Now, Massachusetts is poised once again to take a highly significant step forward in boosting the efficacy of schools—especially schools serving large portions of low-income students—by providing the resources needed to operate with substantially more time than the conventional school day. The context for this step comes through the recent activity around reforming the state’s “foundation budget,” which is the formula the legislature uses to determine adequate levels of funding for all public schools in the Commonwealth.

Here’s the story. About a year ago, the Massachusetts legislature authorized the formation of the Foundation Budget Review Commission to analyze the assumptions underlying the current formula and to recommend changes to the programs and services necessary to achieve the commonwealth’s educational goals. The legislature took this dramatic step because it had become increasingly obvious that the current cost structures to which school districts are beholden, especially the rising costs of employee health care and educating students with special needs, are no longer sustainable at current funding levels. Simply put, it just costs much more than it did twenty years ago to operate schools and serve all students effectively. In turn, the state’s contribution to school districts has been correspondingly insufficient and needs to be adjusted upwards.

In the course of figuring out how the foundation budget should be re-calculated to reflect these new realities, the members wisely talked to superintendents to try to determine not only the shifting cost structures, but also how these school leaders have prioritized their spending. And, as the spending relates to reforming schools serving high concentrations of students living in high poverty communities, what the Commission found was that there is no panacea. Instead, districts have “pursue[d] several turnaround strategies at once” to bring about meaningful improvements to educational efficacy. And, of course, many of these strategies require additional resources.

Still, even recognizing that school improvement takes a concerted effort from many quarters, the Commission did specifically call out “expanded learning time” to provide more learning opportunities for students and more common planning time for teachers as the first of these core strategies. This conclusion is not guesswork, but based on the demonstrated success of a large number of the state’s over 150 charter and district schools that have substantially more time and have closed achievement gaps.

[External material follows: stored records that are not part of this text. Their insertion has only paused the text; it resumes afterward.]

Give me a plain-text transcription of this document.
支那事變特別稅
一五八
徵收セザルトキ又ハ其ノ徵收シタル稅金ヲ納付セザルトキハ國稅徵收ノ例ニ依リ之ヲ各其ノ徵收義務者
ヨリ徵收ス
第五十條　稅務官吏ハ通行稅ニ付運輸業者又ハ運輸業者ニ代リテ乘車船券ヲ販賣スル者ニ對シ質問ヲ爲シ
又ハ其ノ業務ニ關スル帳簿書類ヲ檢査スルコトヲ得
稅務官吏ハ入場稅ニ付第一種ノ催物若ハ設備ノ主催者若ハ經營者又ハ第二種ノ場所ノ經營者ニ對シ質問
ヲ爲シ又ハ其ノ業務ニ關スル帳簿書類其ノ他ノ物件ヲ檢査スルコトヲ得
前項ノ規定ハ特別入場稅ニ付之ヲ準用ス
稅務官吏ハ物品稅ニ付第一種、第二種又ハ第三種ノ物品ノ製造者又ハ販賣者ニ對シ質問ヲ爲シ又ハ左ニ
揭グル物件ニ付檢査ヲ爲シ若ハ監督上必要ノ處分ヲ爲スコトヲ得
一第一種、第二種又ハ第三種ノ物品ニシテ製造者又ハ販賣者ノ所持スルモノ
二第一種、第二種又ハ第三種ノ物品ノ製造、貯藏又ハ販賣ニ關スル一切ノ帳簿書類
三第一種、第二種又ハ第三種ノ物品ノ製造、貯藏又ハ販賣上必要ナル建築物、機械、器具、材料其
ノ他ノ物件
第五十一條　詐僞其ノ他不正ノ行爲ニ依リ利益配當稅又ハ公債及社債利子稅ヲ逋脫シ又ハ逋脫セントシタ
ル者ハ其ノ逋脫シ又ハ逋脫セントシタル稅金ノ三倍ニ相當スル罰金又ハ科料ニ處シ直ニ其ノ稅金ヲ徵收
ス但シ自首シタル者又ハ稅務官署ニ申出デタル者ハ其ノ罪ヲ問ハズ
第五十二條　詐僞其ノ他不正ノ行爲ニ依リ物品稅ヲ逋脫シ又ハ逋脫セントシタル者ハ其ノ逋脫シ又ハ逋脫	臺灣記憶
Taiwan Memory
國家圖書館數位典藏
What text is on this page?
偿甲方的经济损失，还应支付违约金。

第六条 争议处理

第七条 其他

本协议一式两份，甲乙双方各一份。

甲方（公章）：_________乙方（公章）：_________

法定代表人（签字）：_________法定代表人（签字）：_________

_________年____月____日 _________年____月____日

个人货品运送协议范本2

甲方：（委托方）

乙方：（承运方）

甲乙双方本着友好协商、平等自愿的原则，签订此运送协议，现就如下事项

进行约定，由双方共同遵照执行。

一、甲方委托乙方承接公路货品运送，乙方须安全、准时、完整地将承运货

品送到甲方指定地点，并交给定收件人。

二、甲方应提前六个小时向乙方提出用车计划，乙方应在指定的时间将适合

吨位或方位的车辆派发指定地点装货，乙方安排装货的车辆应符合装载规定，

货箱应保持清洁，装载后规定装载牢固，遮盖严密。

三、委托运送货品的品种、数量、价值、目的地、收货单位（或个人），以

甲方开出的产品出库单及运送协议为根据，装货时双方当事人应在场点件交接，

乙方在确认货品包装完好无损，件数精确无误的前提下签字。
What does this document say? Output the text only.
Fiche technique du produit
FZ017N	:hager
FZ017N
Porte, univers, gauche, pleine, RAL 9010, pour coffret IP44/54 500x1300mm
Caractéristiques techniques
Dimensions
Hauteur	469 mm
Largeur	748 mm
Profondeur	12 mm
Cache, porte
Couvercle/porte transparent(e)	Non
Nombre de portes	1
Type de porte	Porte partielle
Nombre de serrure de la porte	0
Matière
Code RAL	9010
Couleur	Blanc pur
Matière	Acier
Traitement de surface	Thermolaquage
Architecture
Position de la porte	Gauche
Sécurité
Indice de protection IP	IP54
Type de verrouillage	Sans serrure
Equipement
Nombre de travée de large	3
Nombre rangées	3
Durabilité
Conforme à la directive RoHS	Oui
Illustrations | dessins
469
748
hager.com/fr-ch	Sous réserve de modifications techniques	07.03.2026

It is not known exactly how the legislature will translate the Commission’s findings and recommendations into policy and funding levels, but, regardless of the eventual outcomes, the Commission has set the definitive starting point for how the Commonwealth should prioritize its investments in public education. For that reason, we applaud the Foundation Budget Review Commission for recognizing both that schools serving large portions of students living in poverty need additional funding in order to meet their mandate of providing a high-quality education for all students and that these additional resources should sensibly be directed toward effective strategies such as providing more, high quality expanded learning time.

As we’ve made abundantly clear throughout the years, with more time, schools are much more able to target instruction to the needs of individual of students, to engage all students in robust enrichment activities, and to provide teachers the opportunity during the school day to work together to hone their instructional practices. The Commission’s recommendations are key first step in spreading the benefits of expanded time to many more schools in Massachusetts.